Two Reuters journalists who were arrested in December for investigating the brutal murder of 10 Rohingya Muslim men in Myanmar’s troubled Rakhine State will find out on 11 April whether their case will go to trial, the judge overseeing their pre-trial hearing said on Wednesday morning.
The hearing marked the thirteenth time that Wa Lone, 31, and Kyaw Soe Oo, 28, had been brought before court.
The two reporters stand accused of possessing secret government papers and are being held under Myanmar’s colonial-era Official Secrets Act, which carries a maximum penalty of 14 years.
The pair claim that two police officers who they had never met before handed them the papers at a Yangon restaurant and, almost immediately afterwards, took them into custody and accused them of illegally possessing confidential government documents.
Their case has met with widespread disapproval from the international community, which has pointed to the manner of their arrest as evidence of the politically-motivated nature of the charges levelled against them.

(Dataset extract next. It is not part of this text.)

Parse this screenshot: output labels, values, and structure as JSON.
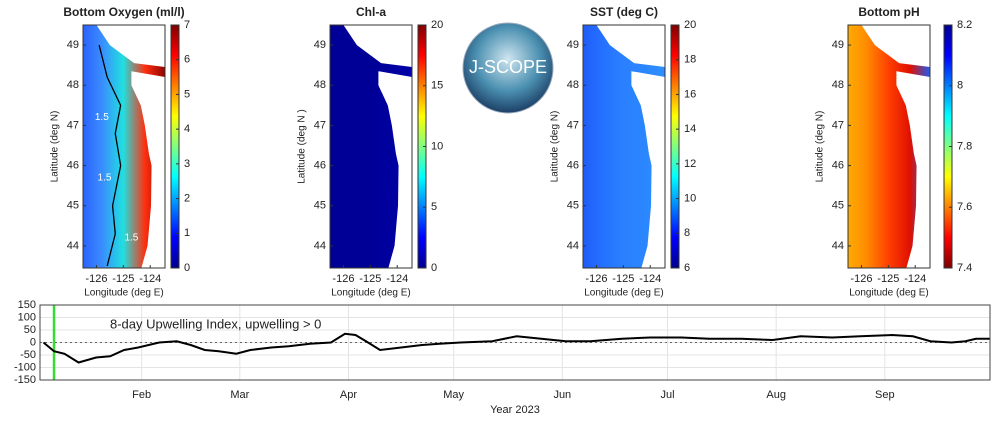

In a statement released by her office last Thursday, renowned human rights lawyer Amal Clooney announced that she had joined the legal team representing the two jailed journalists. After reviewing the case file, she said that it was “clear beyond doubt that the two journalists are innocent and should be released immediately”.
During Wednesday’s hearing, the reporters’ defence lawyers asked the judge to dismiss the case on the basis that there existed insufficient evidence to support charges of obtaining secret government papers.
To support their argument, the defence lawyers pointed to inconsistencies in witness testimonies and procedural mistakes made by the authorities during the arrest and subsequent searches.
During previous hearings, one police officer said he had, without reason, set fire to the notes he made during his meetings with the journalists, while one civilian witness was seen to have the location where police say the arrests were made – a key point of contention during the hearings – written on his hand.
“We are being bullied for what we did as journalists,” Wa Lone told reporters outside the courthouse on Wednesday. “We never tried to betray our country.”